How to bypass parameter-entities resolution in DTD parsing

392 Views Asked by At

I maintain a Java program to help with Mozilla localization. Mozilla localization uses, among other formats, DTD files (in runtime, the DTDs for the selected locale are injected into XML files defining the UI, resulting so in localized interfaces).

The DTDs include sometimes other files in the form of PE references, like this:

<!ENTITY % brandDTD SYSTEM "chrome://branding/locale/brand.dtd">
%brandDTD;

However, for my program purposes, when I'm parsing the en-US version of a DTD file with such PE reference, I just need to copycat those lines into the target localized file.

I inherited the program, which does some clever (to me) trick to parse the DTD using SAX (Xerces bundled in JDK):

public class DTDReadHelper extends DefaultHandler2 {
    private static final String dummyXml="<?xml version=\"1.0\" encoding=\"UTF-8\"?>" +
            "<!DOCTYPE dialog SYSTEM \"MozillaTranslator\">" +
            "<dialog></dialog>";
(...)
    @Override
    public InputSource resolveEntity(java.lang.String name, java.lang.String publicId,
            java.lang.String baseURI, java.lang.String systemId) {

        if ((name != null) && (name.startsWith("%"))) {
           return new InputSource(new StringReader(""));
        } else {
            return new InputSource(is);
        }
    }

The problem is that the else branch is reached twice during a typical parsing, thus resulting in a IOException from Xerces if the files is smaller than 8192 bytes, or a SAXParseException otherwise.
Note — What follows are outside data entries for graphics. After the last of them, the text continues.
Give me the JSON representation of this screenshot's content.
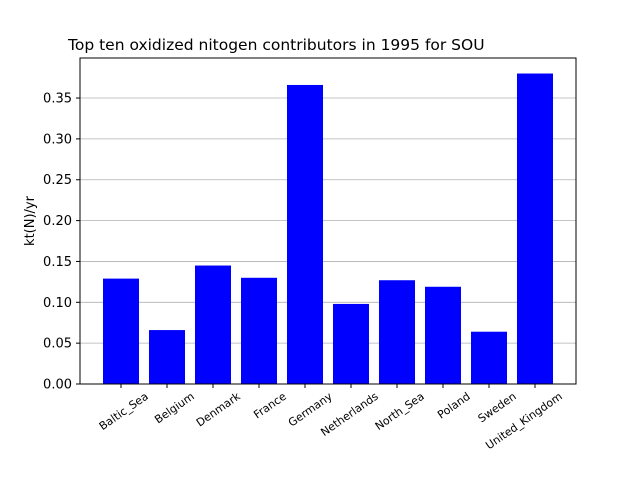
{
  "chart_data": {
    "type": "bar",
    "title": "Top ten oxidized nitogen contributors in 1995 for  SOU",
    "xlabel": "",
    "ylabel": "kt(N)/yr",
    "categories": [
      "Baltic_Sea",
      "Belgium",
      "Denmark",
      "France",
      "Germany",
      "Netherlands",
      "North_Sea",
      "Poland",
      "Sweden",
      "United_Kingdom"
    ],
    "values": [
      0.129,
      0.066,
      0.145,
      0.13,
      0.366,
      0.098,
      0.127,
      0.119,
      0.064,
      0.38
    ],
    "yticks": [
      "0.00",
      "0.05",
      "0.10",
      "0.15",
      "0.20",
      "0.25",
      "0.30",
      "0.35"
    ],
    "ylim": [
      0,
      0.399
    ],
    "grid": "y",
    "bar_color": "#0000ff"
  }
}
I can deal with the IOException, because the entire file has been already parsed when it happens, but I'm unable to do it with the SAXParseException because it happens at the very beginning of the parsing (lineNumber 1, columnNumber 2).

The "offending" DTD file can be found here:

http://hg.mozilla.org/mozilla-central/file/13fe5ad0364d/browser/locales/en-US/chrome/overrides/netError.dtd

and the entire source code of the program lives here:

https://kenai.com/projects/moztrans/sources

My "SCCE" contains four files (simplified versions of those in the above repository), I could upload them somewhere if needed.

The question, after all these details, is: is there any way to get SAX to avoid trying to resolve the PE references?

TIA

1

There are 1 best solutions below

0
On

I finally found the solution (if you look at the repository, you will notice I forgot to update this question, as I committed the fix some months ago). :-) The solution lies in these code:

// private static final String brandDummyDtd = "<!ENTITY brandDTD \"\">";
private static final String brandDummyDtd = "";
(...)
@Override
public InputSource resolveEntity(java.lang.String name, java.lang.String publicId,
        java.lang.String baseURI, java.lang.String systemId) {

    if (name == null) {
        switch (systemId) {
            // Trick to get a SAX XML Parser to parse a DTD
            case "MozillaTranslator":
                return new InputSource(is);

            // Trick to resolve references to brand.dtd without
            // actually having to resolve, load and parse
            // the chrome: URI
            case "chrome://branding/locale/brand.dtd":
            default:
                return new InputSource(new ByteArrayInputStream(brandDummyDtd.getBytes()));
        }
    } else {
        return new InputSource(new StringReader(""));
    }
}

The solution is to return an empty InputSource (brandDummyDtd property, defined as private static final at the top). I've included the commented version with the entity that triggers the resolveEntity method to explain that using such solution does not work. If I remember correctly, doing so would fail if the DTD parsed contains an actual brandDTD entity.